Sounds like my kinda player.

Since it came up tonight- anyone have suggestions for a cheap red/green deck suitable to put Sarkhan Vol in? Another of my friends started recently and hopes to come across him in a booster, but her deck is... well, it looks a lot like my first deck did. She asked me for help, and I know she basically needs to split into 2 focuses. The mono green spider dredge I can work with, but right now I don't do so good with dual colors, so I'm at a loss for the Sarkhan deck (aside from 'more red!' Her deck's 80ish percent green.) Her budget is crazy-tight, so the cheaper the better.

DuelLadyS:
Snip

My other friend runs a red green deck that is basically like mono green ramp.
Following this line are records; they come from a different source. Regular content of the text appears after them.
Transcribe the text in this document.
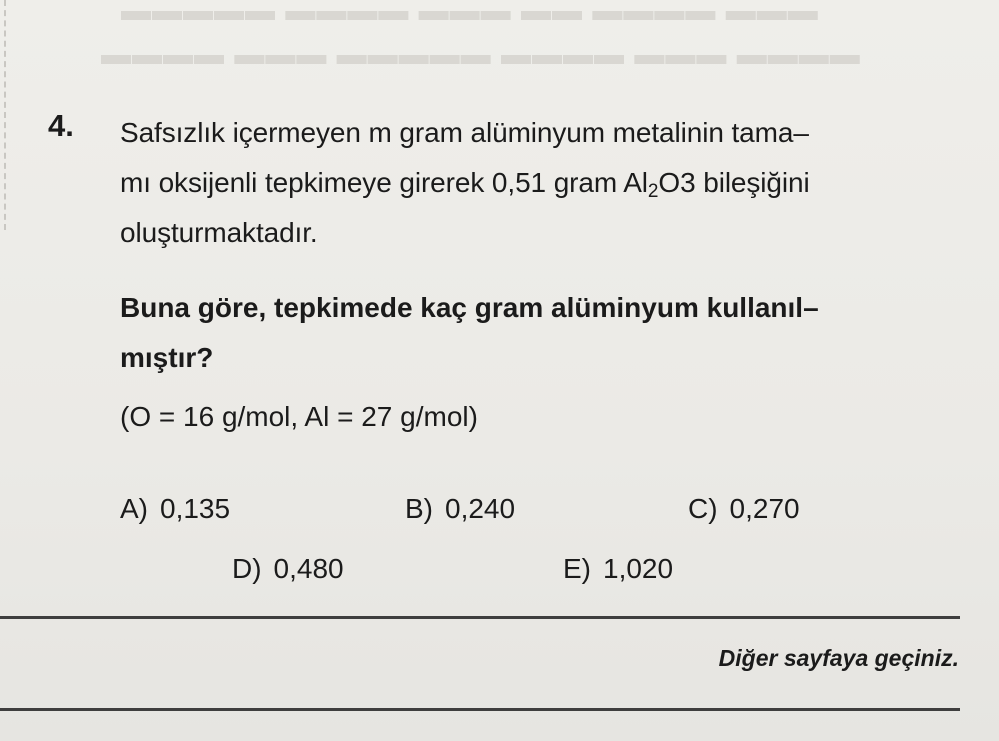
▬▬▬ ▬▬▬▬ ▬▬ ▬▬▬ ▬▬▬▬ ▬▬▬▬▬
▬▬▬▬ ▬▬▬ ▬▬▬▬ ▬▬▬▬▬ ▬▬▬ ▬▬▬▬
4. Safsızlık içermeyen m gram alüminyum metalinin tama–
mı oksijenli tepkimeye girerek 0,51 gram $Al_2O3$ bileşiğini
oluşturmaktadır.
Buna göre, tepkimede kaç gram alüminyum kullanıl–
mıştır?
(O = 16 g/mol, Al = 27 g/mol)
A) 0,135	B) 0,240	C) 0,270
D) 0,480	E) 1,020
Diğer sayfaya geçiniz.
He uses spell ramp to get out his land then pulls out inferno titans... so... many... inferno titans... ugh.

That being said, he also runs Sarkon Vol in his deck because... why not? The planeswalker buffs creatures, steals creatures, and generally kicks a bit of ass.

He's currently using a little bit of creature ramp as well, but he's still tweaking and testing it. One of the problems he's coming across is pulling land and ramp creatures when he no longer needs it, so he's thinking of cutting the creature ramp, for the most part.

Dual Color decks can be particularly interesting, The biggest thing is that you don't lose focus with them. You want both colors to have synergy with what you're doing, not have one color do one thing, then have another color to do something else. If you want two different ideas, make two different decks, don't try to throw both of them in a single one, because then you end up with parts of a combo, but not a complete combo, big creatures, but no ramp, etc.

The local metagame where I'm at is pretty much written as all aggro, all the time. It might be BU zombie aggro, or BUR zombie aggro, or W human aggro, or GR werewolf aggro. Every once in a while, a BR vampire aggro deck shows up, and then the rare UW spirit control deck shows up. Generally the spirit deck shows up and wins, because nobody plans for it.

I'm thinking about throwing everyone off their game by working on a BUW control deck, but I don't have a real endgame for it.